Suche Gemeinschaft, biete Like
Anna Goldenberg in FALTER 29/2018 vom 20.07.2018 (S. 21)
Vor 100 Jahren beobachtete der polnische Anthropologe Bronisław Malinowski auf den Trobriand-Inseln im Südpazifik ein eigenartiges Ritual: Regelmäßig machten sich Bewohner im Kanu auf den gefährlichen Weg zu den Nachbarinseln, um dem Oberhaupt des dortigen Stammes Schmuck zu schenken. Dieser Austausch von Geschenken zwischen den 18 Inselstämmen, Kula-Ring genannt, sei notwendig für die Gemeinschaft, mutmaßte Malinowski. Denn die Geschenke geschahen zwar freiwillig, doch entstand dabei die Verpflichtung, sie zu einem späteren Zeitpunkt mit einer Gegengabe zu erwidern. Vereinfacht gesagt: Wer sich beschenkt, bekriegt sich nicht.

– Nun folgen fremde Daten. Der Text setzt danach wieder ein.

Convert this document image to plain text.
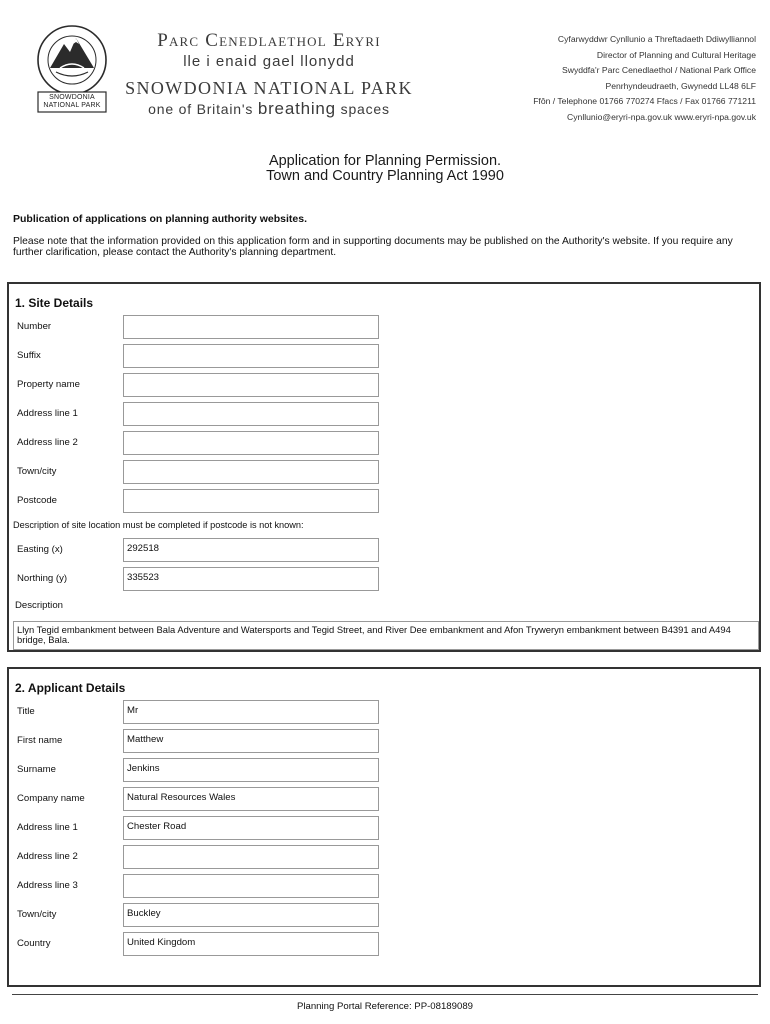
SNOWDONIA
NATIONAL PARK
Parc Cenedlaethol Eryri
lle i enaid gael llonydd
SNOWDONIA NATIONAL PARK
one of Britain's breathing spaces
Cyfarwyddwr Cynllunio a Threftadaeth Ddiwylliannol
Director of Planning and Cultural Heritage
Swyddfa'r Parc Cenedlaethol / National Park Office
Penrhyndeudraeth, Gwynedd LL48 6LF
Ffôn / Telephone 01766 770274 Ffacs / Fax 01766 771211
Cynllunio@eryri-npa.gov.uk www.eryri-npa.gov.uk
Application for Planning Permission.
Town and Country Planning Act 1990
Publication of applications on planning authority websites.
Please note that the information provided on this application form and in supporting documents may be published on the Authority's website. If you require any further clarification, please contact the Authority's planning department.
1. Site Details
Number
Suffix
Property name
Address line 1
Address line 2
Town/city
Postcode
Description of site location must be completed if postcode is not known:
Easting (x)	292518
Northing (y)	335523
Description
Llyn Tegid embankment between Bala Adventure and Watersports and Tegid Street, and River Dee embankment and Afon Tryweryn embankment between B4391 and A494 bridge, Bala.
2. Applicant Details
Title	Mr
First name	Matthew
Surname	Jenkins
Company name	Natural Resources Wales
Address line 1	Chester Road
Address line 2
Address line 3
Town/city	Buckley
Country	United Kingdom
Planning Portal Reference: PP-08189089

Vor neun Jahren registrierte sich der deutsche Medienwissenschaftler Johannes Paßmann auf Twitter und beobachtete auf der Kurznachrichtenplattform ein eigenartiges Ritual: Wer dort neu ist, bekommt erstmal Geschenke von Fremden – in der Form von positivem Feedback auf die selbstgeschriebenen Tweets. Andere User können diese nämlich mit nur einem Mausklick als gut bewerten („Like“) oder sogar teilen („Retweet“), negative Rückmeldungsmechanismen gibt es nicht.
Paßmann hat, ähnlich wie Malinowski die Trobriander, die deutsche Twitter-Community jahrelang als teilnehmender Beobachter erforscht. In seine kürzlich erschienene Twitter-Ethnografie fließen Paßmanns persönliche Erfahrungen und Begegnungen ein. Den Mikrobloggingdienst gibt es seit 2006; weltweit hat dieser heute mehr als 330 Millionen User, die mindestens einmal im Monat aktiv sind. Die Zahl der österreichischen Accounts wird auf rund 150.000 geschätzt.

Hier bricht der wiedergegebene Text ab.